We're currently looking at moving from a traditional Server environment to a SAN/VMWare environemnt.
I've been asked to gather performance statistics for our main servers - DCs, File Servers, Exchange to see if it is feasible for our environment or if we're going to run into SAN performance issues.
I've been running some scheduled baselines over 8 hours and including lots of counters but the resulting logs are too big to be useful - it takes about three minutes for perfmon to open them, or allow us to view diffeent counters.
Although I know generally which are useful to see performance what would be an adequate list to monitor that would give us a useful starting point, also what counters would be useful for this.
I'm thinking
- CPU Performance
- Disk/File
- Network Usage
- Active Diretory (GPOs, Logons etc)
But what counters would be the most useful, also are there any areas that we should specifically target for concern?
The big one that's likely to kill you is disk IO. Collecting both the transactions per second and the sectors read/written per second will give you a start on determining what you'll need on the SAN. Keep an eye on memory and pagefile usage, too, that can do bad things to your disk IO stats, and provisioning your VMs with some extra memory is simple.
Network is probably the next most important one, but that's pretty simple -- aggregate transfer and packets per second, make sure it's not too ridiculous.
CPU is the least likely bottleneck on a modern system, in my experience. I'd be inclined not to worry about it unless you've got multiple machines that are pegging their CPU consistently. Provisioning an extra VM server if you're running out of CPU is straightforward.
After a bit more reseach, I think this is a good generic list of counters :
Logical Disk
Memory
Network
Physical Disk
Process
Processor
System
For disk bound I like to monitor '\PhysicalDisk( ... )\Current Disk Queue Length' for each physical disk.
For your problem viewing things with perfmon: Although this might be out of the scope of what you are doing, I monitor windows counters with Nagios using the check_nt plugin, and nsclient++ installed on the client. I can then graph everything using n2rrd , I can also use rrdtool to create custom graphs.
All the stuff you listed is often run in a vmware/san enviornment. It is really just a question of how powerful the SAN and virtual server will need to be and the right architecture. If you are willing to spend the cash for an expensive san, the vendors should be able to tell you what you need.

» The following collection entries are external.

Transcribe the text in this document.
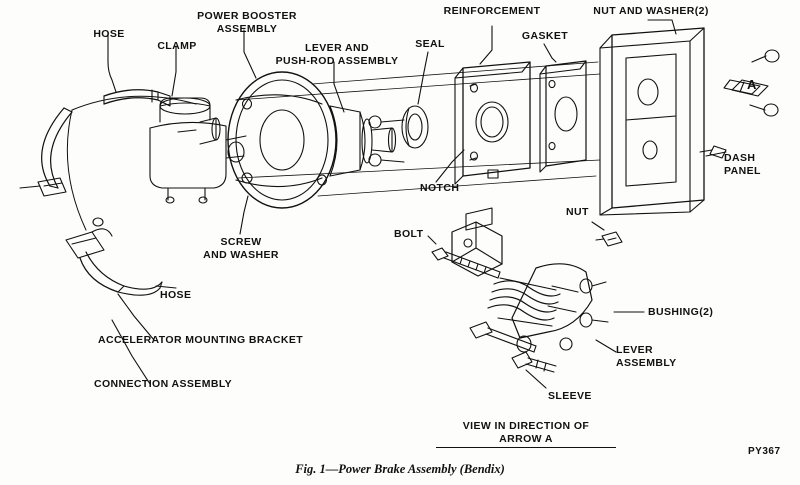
HOSE
CLAMP
POWER BOOSTER
ASSEMBLY
LEVER AND
PUSH-ROD ASSEMBLY
SEAL
REINFORCEMENT
GASKET
NUT AND WASHER(2)
DASH
PANEL
NOTCH
SCREW
AND WASHER
HOSE
ACCELERATOR MOUNTING BRACKET
CONNECTION ASSEMBLY
BOLT
NUT
BUSHING(2)
LEVER
ASSEMBLY
SLEEVE
A
VIEW IN DIRECTION OF
ARROW A
Fig. 1—Power Brake Assembly (Bendix)
PY367
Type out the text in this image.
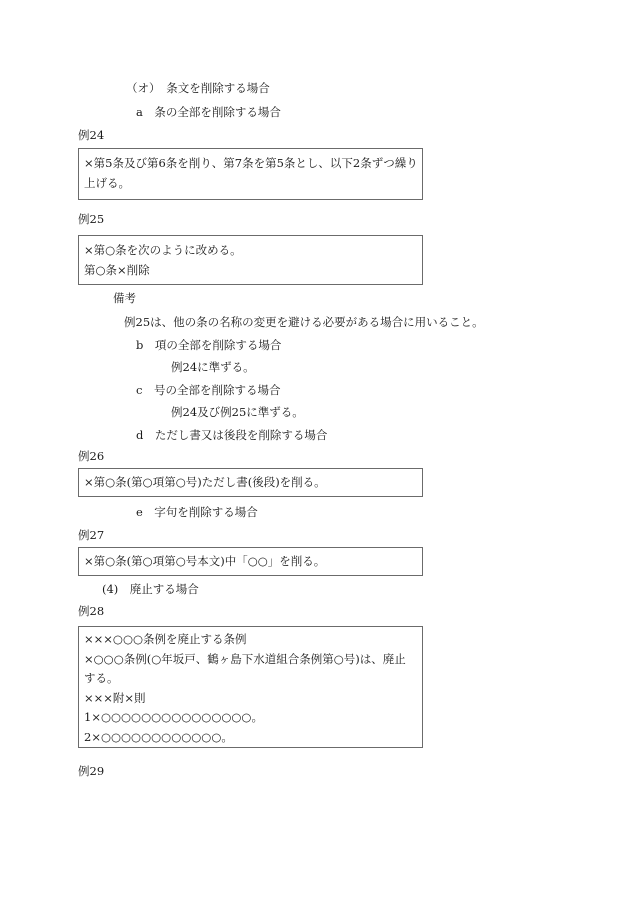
（オ）　条文を削除する場合
a　条の全部を削除する場合
例24
×第5条及び第6条を削り、第7条を第5条とし、以下2条ずつ繰り
上げる。
例25
×第○条を次のように改める。
第○条×削除
備考
例25は、他の条の名称の変更を避ける必要がある場合に用いること。
b　項の全部を削除する場合
例24に準ずる。
c　号の全部を削除する場合
例24及び例25に準ずる。
d　ただし書又は後段を削除する場合
例26
×第○条(第○項第○号)ただし書(後段)を削る。
e　字句を削除する場合
例27
×第○条(第○項第○号本文)中「○○」を削る。
(4)　廃止する場合
例28
×××○○○条例を廃止する条例
×○○○条例(○年坂戸、鶴ヶ島下水道組合条例第○号)は、廃止
する。
×××附×則
1×○○○○○○○○○○○○○○○。
2×○○○○○○○○○○○○。
例29
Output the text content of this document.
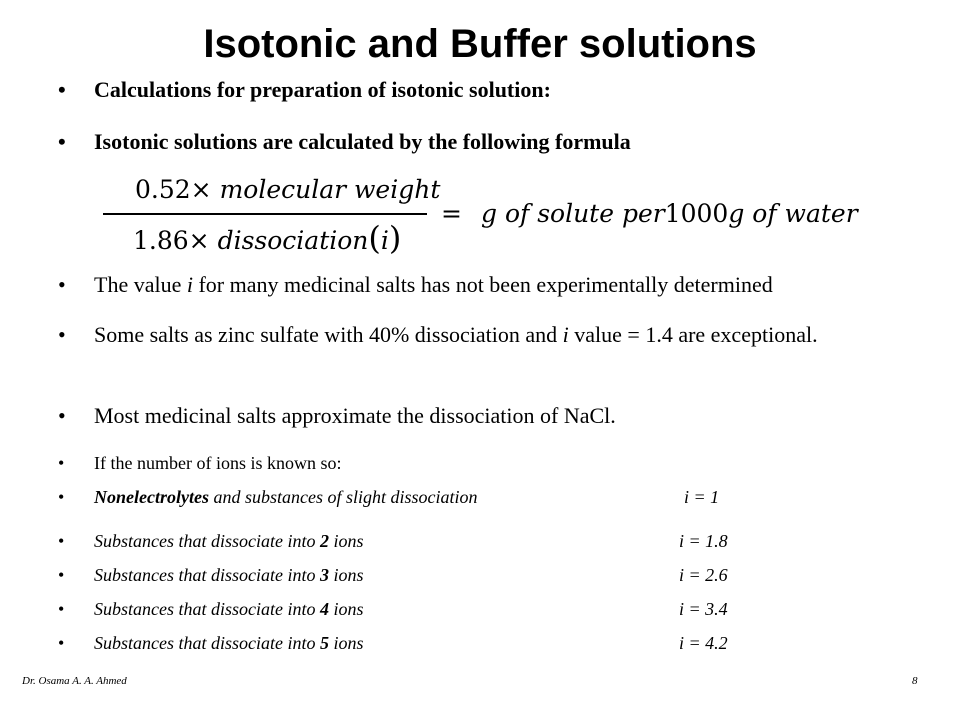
Isotonic and Buffer solutions
• Calculations for preparation of isotonic solution:
• Isotonic solutions are calculated by the following formula
0.52× molecular weight
1.86× dissociation(i)
= g of solute per1000g of water
• The value i for many medicinal salts has not been experimentally determined
• Some salts as zinc sulfate with 40% dissociation and i value = 1.4 are exceptional.
• Most medicinal salts approximate the dissociation of NaCl.
• If the number of ions is known so:
• Nonelectrolytes and substances of slight dissociation	i = 1
• Substances that dissociate into 2 ions	i = 1.8
• Substances that dissociate into 3 ions	i = 2.6
• Substances that dissociate into 4 ions	i = 3.4
• Substances that dissociate into 5 ions	i = 4.2
Dr. Osama A. A. Ahmed	8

Dependent upon your usage, disk IO and networks are like to be the biggest cause for concern in moving to a VMWare type infrastructure, especially if your VM's are being stored on the SAN, you should definitely be assessing network usage and disk IO for all machines you would migrate. Most servers for VMWare type usage should come with a nice number of NIC's however its still worth bearing in mind how many you will be able to use, as well as the speed of disks on the SAN. VMWare ESX supports the ability to not write all disk changes back to the VM immediately and therefore you can save on some performance that way.
Measuring performance we used RRDTool to access performance as Kyle said, this is really useful.
Virtual machines are not like typical servers, in that you run into problems in different areas. Most of the time, CPU isn't the bottlenecking resource, but RAM is. The things to really know before you go in:
Determining whether or not you can use file-backed disks or if you require direct-presented LUNs can take a bit of knowing. Direct-presented LUNs are where your storage array presents LUNs directly to VM's, which is made easier by using NPIV. You can do it without NPIV but it may be too perilous for your blood, all brand new Fibre Channel hardware should support it and ESX 3.5 certainly does. Direct presented removes a layer of abstraction between the storage array and the virtual machine pounding I/O, and in that sense it can provide better performance. However, direct-presentation is trickier to set up and has a higher start-up time in the "wrap your head around it" stage.
File backed disks are just plain easier. Plus, they can be moved between storage arrays pretty simply (for certain values of simple, where copying multi GB files is concerned), something that direct-presentation requires (usually very expensive) array-level replication software to accomplish. Low I/O load things work just peachy on file-backed, and even some higher I/O things as well. We're running a full Exchange 2007 install for over 3000 users on file-backed disks. The backups could be faster, but during the day the users don't notice any slow-downs.